Film ou série : deux écritures, deux respirations
Pour Thierry Poiraud, un film et une série ne relèvent pas du même geste. « Un film, c’est un poème. Une série, c’est un roman. » Le film repose sur une structure resserrée qui doit tenir comme un bloc. La série, elle, vit par ses personnages : tant qu’ils sont forts, l’univers peut se déployer, bifurquer, dériver sans perdre son cap.
Créer du genre en France : un défi d’écriture
Thierry Poiraud ne s’en cache pas : les fictions de genre – Science fiction, fantastique, action – restent difficiles à défendre en France. Son conseil aux jeunes auteurs :
- ancrer le récit dans un réel identifiable,
- injecter le fantastique progressivement,
- écrire une intrigue plus solide qu’un polar classique,
- ne jamais croire qu’un effet visuel peut compenser un récit fragile.

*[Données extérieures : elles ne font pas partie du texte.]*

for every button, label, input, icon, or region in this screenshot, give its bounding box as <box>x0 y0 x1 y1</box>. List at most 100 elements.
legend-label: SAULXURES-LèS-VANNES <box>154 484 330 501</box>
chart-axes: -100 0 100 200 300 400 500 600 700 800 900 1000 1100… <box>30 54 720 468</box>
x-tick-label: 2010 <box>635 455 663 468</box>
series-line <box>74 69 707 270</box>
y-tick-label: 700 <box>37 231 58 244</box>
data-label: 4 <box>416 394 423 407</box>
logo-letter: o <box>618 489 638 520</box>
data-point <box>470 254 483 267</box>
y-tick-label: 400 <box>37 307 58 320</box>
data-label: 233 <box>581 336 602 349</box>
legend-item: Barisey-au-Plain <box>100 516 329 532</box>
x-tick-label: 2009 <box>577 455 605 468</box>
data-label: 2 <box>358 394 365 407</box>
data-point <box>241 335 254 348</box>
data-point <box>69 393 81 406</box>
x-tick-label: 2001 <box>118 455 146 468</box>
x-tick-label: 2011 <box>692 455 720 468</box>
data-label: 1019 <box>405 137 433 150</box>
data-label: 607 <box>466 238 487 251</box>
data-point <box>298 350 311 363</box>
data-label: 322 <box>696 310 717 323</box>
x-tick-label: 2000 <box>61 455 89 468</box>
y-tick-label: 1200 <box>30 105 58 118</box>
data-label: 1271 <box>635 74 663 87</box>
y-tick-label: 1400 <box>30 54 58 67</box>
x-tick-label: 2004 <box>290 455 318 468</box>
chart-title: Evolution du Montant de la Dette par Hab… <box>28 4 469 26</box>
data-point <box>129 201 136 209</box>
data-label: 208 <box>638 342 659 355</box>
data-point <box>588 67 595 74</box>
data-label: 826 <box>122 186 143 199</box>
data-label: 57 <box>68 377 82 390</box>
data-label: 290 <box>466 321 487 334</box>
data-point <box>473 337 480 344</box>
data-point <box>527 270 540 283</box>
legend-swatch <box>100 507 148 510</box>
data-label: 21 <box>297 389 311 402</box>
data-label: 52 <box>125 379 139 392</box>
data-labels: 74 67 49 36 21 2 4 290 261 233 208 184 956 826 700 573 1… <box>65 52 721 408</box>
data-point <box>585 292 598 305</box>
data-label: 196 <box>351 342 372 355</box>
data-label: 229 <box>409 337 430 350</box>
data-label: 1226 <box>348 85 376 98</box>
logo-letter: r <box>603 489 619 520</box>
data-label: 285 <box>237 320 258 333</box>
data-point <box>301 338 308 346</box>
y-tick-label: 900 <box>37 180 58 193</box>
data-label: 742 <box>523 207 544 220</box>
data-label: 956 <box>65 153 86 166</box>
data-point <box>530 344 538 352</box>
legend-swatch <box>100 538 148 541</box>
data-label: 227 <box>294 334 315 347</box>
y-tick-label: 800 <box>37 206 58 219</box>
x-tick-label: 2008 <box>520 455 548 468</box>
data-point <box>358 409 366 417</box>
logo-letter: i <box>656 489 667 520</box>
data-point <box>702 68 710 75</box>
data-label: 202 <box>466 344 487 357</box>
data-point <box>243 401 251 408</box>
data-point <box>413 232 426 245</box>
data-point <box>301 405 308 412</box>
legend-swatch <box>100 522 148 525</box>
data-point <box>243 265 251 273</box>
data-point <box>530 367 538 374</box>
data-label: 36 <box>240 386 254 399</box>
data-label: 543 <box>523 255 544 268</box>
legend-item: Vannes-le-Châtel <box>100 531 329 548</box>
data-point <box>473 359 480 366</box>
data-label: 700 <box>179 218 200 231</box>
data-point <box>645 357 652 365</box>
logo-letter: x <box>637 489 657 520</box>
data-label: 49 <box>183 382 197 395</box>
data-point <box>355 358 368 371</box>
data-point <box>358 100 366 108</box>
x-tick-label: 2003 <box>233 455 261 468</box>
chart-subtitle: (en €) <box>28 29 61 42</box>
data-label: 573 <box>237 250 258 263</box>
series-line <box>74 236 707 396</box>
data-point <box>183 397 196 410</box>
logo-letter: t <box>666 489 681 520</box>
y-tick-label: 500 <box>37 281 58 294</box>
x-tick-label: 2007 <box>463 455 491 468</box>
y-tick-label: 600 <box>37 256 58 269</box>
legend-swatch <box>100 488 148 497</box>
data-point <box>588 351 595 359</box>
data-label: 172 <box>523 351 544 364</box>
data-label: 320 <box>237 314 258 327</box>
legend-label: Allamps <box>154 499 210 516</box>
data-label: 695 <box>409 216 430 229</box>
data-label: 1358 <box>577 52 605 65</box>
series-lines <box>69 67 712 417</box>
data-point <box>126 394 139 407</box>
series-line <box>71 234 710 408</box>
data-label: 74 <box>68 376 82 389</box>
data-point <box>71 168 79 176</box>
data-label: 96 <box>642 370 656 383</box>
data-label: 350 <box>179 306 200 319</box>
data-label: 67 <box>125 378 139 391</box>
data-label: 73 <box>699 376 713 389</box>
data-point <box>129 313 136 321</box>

Selon lui, l’écriture demeure le seul véritable levier pour convaincre un producteur ou une chaîne.
Face aux étudiants ARTFX : admiration et avertissement
Après avoir vu les projets de fin d’études, Thierry Poiraud se dit impressionné par la maîtrise visuelle et la créativité. Mais il pointe un point sensible : le jeu d’acteur et les dialogues. Deux aspects difficiles, exigeants, souvent sous-estimés – mais absolument essentiels. Un plan peut être parfait visuellement ; sans intention de jeu, il perd son humanité.
Inventer un monde ne se fait jamais seul
Qu’il évoque la préproduction, les VFX, l’écriture ou la direction artistique, Thierry Poiraud martèle le même message : le cinéma est un travail d’équipe. Un univers ne se crée pas par un individu isolé, mais par l’addition des regards, des compétences, des sensibilités. Pour les étudiants d’ARTFX, c’est un rappel fondamental : derrière chaque plan, chaque effet, chaque scène, il y a une collaboration. C’est elle, plus que la technique, qui donne vie aux mondes que l’on invente.
Thierry Poiraud est un réalisateur et scénariste français reconnu pour son univers visuel singulier, mêlant fiction, fantastique et maîtrise des effets spéciaux. Passé par le clip, la publicité, le documentaire et la série, il s’illustre aujourd’hui avec Les Sentinelles, dernière création pour laquelle il signe à la fois la réalisation et la direction artistique. Après Atomik Circus, Zone Blanche ou encore Infiniti, il continue d’explorer des mondes narratifs ambitieux où l’image et la mise en scène forment un langage à part entière.